After "Bhumi pujan" two rooms were constructed. In one of the two rooms big photo of Shri Gajanan Maharaj was being placed and worshiped by devotees. In the year 1992 the Thursday 'Maha Prasad' started, around 13 devotees took the 'Maha prasad' on the first day.

Today Thursday 'Satsangh' and 'Maha Prasad ' is celebrated in large numbers. Devotees from Indore and outside Indore come to celebrate it. In the year 1992 on the important day of ' Prakat Diwas' the statue of Shri Gajanan Maharaj was being placed. The temple's ritual place is of size 224 sqft and possess the "Ashtkoti". The 'Ashtkoti' is one among the 'asht siddhis' of Guru maharaj. The importance of 'Ashtkoti' is explained in the 'Garud Sanhita'. The 'Ashtkoti' temple is spread in 2200 sqft, and consist the pillars of marbles and granite.

It also possess the 21 ritual thought. In the year 1994 the establishment of this temple was finished. From the construction of temple till now the members of Gajanan family felt the presence and blessing of Shri Gajanan maharaj. Institution like this are being established till now which can not be abstracted in few words. May the blessing of Shri Gajanan Maharaj always be poured on all devotees.

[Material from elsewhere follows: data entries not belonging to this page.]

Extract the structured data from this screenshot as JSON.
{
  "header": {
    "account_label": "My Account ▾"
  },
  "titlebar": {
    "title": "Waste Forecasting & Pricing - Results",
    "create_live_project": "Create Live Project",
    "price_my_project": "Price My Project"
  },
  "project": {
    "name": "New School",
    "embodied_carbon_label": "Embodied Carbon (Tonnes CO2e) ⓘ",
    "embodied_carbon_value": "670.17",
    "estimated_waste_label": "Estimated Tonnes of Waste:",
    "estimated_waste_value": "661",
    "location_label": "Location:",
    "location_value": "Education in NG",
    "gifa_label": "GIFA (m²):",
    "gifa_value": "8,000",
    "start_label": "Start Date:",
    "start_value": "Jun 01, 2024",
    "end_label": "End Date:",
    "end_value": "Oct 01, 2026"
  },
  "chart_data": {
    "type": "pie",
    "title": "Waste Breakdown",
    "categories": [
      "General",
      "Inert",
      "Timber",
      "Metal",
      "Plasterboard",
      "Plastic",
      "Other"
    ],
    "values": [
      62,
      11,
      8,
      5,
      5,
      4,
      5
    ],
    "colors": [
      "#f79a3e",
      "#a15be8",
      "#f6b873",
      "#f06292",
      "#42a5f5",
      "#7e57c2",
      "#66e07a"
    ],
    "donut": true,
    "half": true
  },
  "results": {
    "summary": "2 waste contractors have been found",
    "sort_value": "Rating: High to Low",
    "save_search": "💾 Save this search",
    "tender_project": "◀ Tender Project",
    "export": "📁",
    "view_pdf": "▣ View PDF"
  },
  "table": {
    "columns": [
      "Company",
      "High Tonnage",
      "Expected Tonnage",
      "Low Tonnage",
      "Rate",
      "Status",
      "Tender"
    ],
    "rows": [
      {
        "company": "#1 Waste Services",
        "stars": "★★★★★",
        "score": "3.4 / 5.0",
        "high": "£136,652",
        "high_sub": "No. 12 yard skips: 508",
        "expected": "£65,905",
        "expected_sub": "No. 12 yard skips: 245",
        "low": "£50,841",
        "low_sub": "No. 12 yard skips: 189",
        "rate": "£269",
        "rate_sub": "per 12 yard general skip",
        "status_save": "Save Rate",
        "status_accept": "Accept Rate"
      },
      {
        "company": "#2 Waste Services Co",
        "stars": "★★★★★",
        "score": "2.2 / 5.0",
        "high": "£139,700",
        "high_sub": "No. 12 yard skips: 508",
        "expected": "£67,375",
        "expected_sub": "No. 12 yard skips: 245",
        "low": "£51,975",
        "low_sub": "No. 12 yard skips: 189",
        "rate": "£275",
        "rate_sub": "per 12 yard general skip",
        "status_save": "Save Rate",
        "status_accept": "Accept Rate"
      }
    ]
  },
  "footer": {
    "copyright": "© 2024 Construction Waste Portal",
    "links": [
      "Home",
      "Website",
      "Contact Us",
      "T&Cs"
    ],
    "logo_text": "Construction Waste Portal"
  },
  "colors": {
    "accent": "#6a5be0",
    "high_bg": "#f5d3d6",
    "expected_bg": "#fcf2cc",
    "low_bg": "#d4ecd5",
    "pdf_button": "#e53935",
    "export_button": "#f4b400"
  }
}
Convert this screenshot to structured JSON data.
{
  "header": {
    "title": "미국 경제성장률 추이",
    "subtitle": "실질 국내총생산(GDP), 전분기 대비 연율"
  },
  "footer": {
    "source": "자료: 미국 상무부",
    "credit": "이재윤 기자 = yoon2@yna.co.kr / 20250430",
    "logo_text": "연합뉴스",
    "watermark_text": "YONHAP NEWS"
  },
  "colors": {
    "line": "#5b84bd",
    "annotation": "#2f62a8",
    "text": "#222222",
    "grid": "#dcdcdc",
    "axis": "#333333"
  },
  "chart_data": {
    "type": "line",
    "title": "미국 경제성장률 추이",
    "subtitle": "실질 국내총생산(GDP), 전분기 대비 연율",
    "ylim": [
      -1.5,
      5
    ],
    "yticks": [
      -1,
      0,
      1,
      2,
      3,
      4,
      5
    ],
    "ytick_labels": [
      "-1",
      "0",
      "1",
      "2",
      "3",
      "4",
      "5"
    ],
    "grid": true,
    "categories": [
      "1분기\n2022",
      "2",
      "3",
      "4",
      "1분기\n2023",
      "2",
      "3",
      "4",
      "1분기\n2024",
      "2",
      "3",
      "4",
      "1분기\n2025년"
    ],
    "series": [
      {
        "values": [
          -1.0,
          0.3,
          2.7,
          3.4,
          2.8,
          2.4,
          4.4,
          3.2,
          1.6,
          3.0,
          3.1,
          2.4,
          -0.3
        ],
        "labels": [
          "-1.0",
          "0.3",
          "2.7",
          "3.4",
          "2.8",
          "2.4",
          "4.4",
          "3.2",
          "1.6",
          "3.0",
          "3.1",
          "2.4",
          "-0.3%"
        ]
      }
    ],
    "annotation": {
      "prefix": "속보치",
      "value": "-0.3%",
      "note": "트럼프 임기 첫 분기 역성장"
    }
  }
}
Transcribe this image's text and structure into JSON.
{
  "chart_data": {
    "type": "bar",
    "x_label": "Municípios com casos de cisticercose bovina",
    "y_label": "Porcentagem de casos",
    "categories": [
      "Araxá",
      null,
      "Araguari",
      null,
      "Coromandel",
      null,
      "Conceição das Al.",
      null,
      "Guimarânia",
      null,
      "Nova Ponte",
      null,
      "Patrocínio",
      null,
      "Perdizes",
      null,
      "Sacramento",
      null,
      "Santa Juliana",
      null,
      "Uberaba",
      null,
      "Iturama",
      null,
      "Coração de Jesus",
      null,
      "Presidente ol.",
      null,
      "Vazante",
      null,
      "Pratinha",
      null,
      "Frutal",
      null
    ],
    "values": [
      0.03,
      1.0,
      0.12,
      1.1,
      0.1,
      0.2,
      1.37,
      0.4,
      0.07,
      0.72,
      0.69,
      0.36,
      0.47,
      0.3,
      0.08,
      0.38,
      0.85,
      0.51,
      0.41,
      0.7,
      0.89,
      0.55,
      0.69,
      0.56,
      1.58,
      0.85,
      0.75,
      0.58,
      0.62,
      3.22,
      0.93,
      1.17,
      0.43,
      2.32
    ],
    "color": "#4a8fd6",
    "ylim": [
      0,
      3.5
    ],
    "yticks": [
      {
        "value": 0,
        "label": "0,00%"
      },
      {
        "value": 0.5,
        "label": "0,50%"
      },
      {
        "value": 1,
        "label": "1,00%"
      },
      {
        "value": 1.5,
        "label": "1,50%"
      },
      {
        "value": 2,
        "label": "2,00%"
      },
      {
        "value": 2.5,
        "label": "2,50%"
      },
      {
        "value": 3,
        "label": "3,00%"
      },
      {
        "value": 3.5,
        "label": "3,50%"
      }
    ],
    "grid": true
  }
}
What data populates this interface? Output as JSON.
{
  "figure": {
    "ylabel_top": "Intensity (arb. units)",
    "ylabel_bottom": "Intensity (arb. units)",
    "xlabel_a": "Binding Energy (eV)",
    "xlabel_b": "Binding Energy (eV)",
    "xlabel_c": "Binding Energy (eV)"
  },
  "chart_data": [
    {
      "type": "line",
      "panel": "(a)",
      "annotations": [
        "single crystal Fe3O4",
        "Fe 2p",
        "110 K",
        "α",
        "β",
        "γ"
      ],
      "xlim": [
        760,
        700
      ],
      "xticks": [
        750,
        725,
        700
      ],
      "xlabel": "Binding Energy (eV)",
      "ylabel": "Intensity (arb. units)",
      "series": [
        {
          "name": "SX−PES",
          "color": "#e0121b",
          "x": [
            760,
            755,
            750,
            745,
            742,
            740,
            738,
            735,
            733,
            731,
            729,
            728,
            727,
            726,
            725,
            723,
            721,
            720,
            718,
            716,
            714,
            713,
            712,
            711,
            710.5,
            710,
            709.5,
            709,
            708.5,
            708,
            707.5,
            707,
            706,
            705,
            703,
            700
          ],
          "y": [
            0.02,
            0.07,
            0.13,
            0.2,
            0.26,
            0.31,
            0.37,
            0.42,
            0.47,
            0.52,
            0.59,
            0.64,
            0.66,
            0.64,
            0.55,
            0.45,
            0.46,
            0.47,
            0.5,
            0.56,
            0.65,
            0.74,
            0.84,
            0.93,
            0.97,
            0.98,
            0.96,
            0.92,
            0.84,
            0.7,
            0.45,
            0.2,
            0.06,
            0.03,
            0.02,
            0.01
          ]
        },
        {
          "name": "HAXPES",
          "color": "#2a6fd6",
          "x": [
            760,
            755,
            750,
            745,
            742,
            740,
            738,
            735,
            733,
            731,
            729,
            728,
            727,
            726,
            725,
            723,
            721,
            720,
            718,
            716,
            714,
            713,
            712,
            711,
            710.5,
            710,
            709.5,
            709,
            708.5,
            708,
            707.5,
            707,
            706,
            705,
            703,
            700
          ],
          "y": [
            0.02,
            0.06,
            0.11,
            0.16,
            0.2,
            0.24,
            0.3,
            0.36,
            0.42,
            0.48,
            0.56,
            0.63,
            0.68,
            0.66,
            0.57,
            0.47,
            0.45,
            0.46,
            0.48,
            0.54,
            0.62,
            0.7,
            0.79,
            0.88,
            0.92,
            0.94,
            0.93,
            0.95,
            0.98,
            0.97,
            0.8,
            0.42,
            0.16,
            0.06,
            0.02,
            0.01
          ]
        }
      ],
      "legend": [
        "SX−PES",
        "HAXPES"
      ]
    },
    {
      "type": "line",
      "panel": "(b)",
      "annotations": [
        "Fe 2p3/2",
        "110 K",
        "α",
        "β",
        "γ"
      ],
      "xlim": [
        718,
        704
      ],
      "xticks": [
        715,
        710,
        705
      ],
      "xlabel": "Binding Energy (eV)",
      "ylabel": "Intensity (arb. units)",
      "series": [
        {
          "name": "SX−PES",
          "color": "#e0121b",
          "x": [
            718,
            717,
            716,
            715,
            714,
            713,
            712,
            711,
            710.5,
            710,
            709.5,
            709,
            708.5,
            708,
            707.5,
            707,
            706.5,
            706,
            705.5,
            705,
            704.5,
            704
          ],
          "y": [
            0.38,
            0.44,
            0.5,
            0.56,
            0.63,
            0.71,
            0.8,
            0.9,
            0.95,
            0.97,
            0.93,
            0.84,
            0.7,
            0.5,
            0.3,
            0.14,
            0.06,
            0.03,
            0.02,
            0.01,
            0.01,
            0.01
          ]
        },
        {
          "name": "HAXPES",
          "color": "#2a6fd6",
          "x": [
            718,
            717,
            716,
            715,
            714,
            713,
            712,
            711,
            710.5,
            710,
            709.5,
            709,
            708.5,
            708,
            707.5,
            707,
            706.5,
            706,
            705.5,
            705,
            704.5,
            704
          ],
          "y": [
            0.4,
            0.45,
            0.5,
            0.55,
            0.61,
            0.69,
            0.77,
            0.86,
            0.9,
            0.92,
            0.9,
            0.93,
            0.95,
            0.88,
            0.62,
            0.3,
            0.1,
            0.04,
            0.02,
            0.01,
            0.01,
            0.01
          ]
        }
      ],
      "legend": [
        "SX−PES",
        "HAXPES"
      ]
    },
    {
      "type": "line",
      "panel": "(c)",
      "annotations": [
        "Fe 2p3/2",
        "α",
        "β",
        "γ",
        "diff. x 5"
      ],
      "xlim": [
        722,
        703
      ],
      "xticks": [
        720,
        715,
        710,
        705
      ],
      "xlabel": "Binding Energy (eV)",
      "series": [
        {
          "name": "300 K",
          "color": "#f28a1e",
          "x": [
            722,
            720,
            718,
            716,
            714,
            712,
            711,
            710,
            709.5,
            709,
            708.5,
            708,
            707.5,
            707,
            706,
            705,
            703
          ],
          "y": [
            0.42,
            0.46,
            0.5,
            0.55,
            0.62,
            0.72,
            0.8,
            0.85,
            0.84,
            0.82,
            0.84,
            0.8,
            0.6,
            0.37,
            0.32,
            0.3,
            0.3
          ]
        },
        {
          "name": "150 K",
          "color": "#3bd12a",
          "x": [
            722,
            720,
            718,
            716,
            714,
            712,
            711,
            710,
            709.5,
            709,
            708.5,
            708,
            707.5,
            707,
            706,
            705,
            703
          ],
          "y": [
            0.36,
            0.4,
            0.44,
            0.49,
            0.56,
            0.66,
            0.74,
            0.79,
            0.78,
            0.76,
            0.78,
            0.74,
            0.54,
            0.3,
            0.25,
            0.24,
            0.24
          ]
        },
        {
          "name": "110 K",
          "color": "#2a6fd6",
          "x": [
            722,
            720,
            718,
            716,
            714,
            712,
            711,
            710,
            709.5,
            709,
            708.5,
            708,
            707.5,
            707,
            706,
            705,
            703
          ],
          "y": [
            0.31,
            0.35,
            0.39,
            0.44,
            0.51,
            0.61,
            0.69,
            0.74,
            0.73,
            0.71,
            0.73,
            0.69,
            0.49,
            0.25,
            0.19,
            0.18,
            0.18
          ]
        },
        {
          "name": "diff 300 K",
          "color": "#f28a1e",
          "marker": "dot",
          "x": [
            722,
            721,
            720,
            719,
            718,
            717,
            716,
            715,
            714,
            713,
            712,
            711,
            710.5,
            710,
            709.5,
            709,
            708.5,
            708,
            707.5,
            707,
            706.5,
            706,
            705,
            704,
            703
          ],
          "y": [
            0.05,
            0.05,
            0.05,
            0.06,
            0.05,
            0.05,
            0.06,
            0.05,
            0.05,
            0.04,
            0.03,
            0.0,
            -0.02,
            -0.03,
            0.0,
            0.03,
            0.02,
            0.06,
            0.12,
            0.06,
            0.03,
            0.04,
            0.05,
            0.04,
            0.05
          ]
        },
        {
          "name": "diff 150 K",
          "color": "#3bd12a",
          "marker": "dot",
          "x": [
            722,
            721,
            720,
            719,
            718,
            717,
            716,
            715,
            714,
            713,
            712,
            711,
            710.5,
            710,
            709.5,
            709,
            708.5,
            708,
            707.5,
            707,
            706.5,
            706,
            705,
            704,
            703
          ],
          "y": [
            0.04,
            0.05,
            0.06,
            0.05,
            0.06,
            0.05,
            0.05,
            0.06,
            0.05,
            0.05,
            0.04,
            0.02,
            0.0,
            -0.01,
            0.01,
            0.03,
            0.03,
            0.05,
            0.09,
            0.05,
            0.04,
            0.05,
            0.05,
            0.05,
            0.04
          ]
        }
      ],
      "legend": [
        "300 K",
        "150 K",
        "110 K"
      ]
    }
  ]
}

== Religious Significance ==
Shegaon has gained popularity as Sant Gajanan Maharaj lived and died there. Gajanan Maharaj is considered to be a saint with miraculous powers. The origin of Gajanan Maharaj is unknown, this holy place of worship is built at his place of death. The great personality was laid to rest on 8 September 1910. Sant Gajanan Maharaj Sansthan is one of the largest temple trusts in Vidarbha region, it is often called by people the ‘Pandharpur of Vidarbha’. It draws pilgrims from all over the state of Maharashtra. The sacred Ashtkoti in the temple is considered as Asht Siddhis or psychic abilities or powers of Gajanan Maharaj and is very much explained in the sacred Garud Sanhita.

== Architecture ==
The temple structure is completely built of Dholipuri stones and marble which was completed in the year 1994. The temple has 3 floors which is named as Talghar (Basement), Shabhamandap (Main Hall) and First floor for reading Maharaj's pothi. These floors are designed to symbolizes Yogmarg, Bhaktimarg and Karmamarg respectively. The main Garbh-Griha or the place where Maharaj is placed is nearly 224 sq. ft. and is in octagonal shape. The Octagonal form is designed to depicts protection and presence of the Eight Sidhees of Shree Gajanan Maharaj. The Sabha Mandap of the temple is nearly 2,000 square feet in size and the main idol is 5 feet tall, which is made up of marble.